Voilà un court rappel des premiers pas de l’École, des enjeux qui étaient présents au début des années 1990. En somme, ce n’était pas évident d’implanter un programme à connotation structurelle dans un contexte où certains favorisaient l’embauche de personnes qui en privilégiaient le contraire! De plus, les étudiants n’avaient pas tous un intérêt pour le structurel et ne voulaient pas nécessairement intervenir dans cette optique. Notre vision n’était donc pas facile à actualiser.

Reflets : Plus tôt, vous avez parlé de l’arrivée du gouvernement Harris au pouvoir. Avez-vous l’impression que cela a eu un impact sur l’École et sur sa philosophie?

N. St-Amand : Beaucoup! Ce fut un grand choc pour les milieux de pratique et pour nous comme éducateurs. Par exemple, j’étais au conseil d’administration d’Action Logement à ce moment et l’organisme n’avait plus le droit de faire de l’intervention communautaire. Il fallait qu’il intervienne de façon individuelle. S’il faisait des activités de revendication ou de sensibilisation, il perdait sa subvention. C’était aussi simple que ça! Pour les groupes communautaires engagés dans le logement, c’était terrible, parce qu’en même temps Mike Harris avait éliminé les plafonds pour la hausse des loyers et réduit les taux d’assistance sociale.
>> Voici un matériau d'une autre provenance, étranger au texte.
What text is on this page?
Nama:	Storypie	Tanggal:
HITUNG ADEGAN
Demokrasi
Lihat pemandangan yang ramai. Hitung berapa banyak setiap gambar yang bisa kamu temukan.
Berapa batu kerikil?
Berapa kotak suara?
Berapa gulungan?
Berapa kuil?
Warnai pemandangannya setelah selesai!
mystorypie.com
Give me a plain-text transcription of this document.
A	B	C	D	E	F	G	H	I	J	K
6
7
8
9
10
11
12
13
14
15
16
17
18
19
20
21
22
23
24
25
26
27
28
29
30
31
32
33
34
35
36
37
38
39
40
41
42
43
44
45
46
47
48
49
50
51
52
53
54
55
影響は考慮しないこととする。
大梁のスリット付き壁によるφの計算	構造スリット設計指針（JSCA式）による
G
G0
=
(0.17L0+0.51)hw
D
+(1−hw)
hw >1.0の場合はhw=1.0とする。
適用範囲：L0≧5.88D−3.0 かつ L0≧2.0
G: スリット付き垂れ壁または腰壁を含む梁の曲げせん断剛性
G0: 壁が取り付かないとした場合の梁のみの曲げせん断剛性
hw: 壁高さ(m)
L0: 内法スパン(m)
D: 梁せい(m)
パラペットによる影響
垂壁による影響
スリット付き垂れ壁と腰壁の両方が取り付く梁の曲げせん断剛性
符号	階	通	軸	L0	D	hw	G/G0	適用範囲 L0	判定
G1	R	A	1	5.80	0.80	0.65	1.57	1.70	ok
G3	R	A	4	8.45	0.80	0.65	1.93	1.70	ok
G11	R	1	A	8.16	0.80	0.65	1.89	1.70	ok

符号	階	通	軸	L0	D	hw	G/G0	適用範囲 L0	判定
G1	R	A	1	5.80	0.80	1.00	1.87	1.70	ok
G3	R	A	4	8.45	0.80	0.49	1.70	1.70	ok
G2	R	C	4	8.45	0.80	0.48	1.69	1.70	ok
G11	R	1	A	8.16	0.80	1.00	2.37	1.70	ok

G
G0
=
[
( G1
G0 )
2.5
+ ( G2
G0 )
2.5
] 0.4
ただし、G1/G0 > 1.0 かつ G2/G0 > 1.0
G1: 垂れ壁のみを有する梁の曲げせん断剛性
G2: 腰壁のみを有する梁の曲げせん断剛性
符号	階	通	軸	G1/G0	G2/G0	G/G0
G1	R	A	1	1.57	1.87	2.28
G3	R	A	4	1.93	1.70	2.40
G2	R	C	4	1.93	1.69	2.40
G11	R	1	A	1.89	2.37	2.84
De très importantes coupures en fait! Il fallait que les gens paient plus, mais ils recevaient moins. C’est ça qui a créé beaucoup de précarité et d’itinérance. Aller contre les pratiques ou politiques gouvernementales était très risqué.

Reflets : Est-ce qu’il y a eu un virage à l’École à la suite de cela? Est-ce qu’il y a eu un impact sur l’École comme telle?

N. St-Amand : Cela a sûrement eu un impact. Par exemple, peu de temps après, nous avions publié un livre sur Harris en Ontario : Open for business, Closed to people[3]. Il faut savoir qu’il n’y avait pas beaucoup de lieux pour faire valoir nos préoccupations, tant en santé mentale ou en logement qu’en santé ou en éducation. Même les centres communautaires vivaient des moments difficiles parce qu’ils devaient composer avec des politiques ultraconservatrices. Harris était fort et il voulait éliminer tout ce qui bougeait!

Reflets : Comment l’École a-t-elle évolué au cours des vingt dernières années?

N. St-Amand : Tout compte fait, en ce qui concerne l’implantation dans la communauté, l’École est un exemple d’histoire à succès. On est arrivés ici, on a mis sur pied un programme et des personnes ont obtenu leur diplôme. Ces dernières ont travaillé dans les milieux; elles sont devenues des employeurs; elles occupent maintenant toutes sortes de postes et elles supervisent nos étudiants. Donc, c’est une belle histoire dans ce sens-là. Il faut regarder les embauches qu’on a effectuées, les apports de celles et de ceux qui ont composé l’équipe de départ... Par exemple, on a embauché une personne qui était experte en intervention féministe et une autre dans le domaine communautaire. Ça campe bien l’École. Cela a eu un grand impact. Ensuite, avec l’Université Laurentienne, on a créé la revue Reflets en 1995. Avant, il n’y avait rien de ce genre en Ontario français; à peu près tous les textes scientifiques qu’on utilisait venaient du Québec ou de France.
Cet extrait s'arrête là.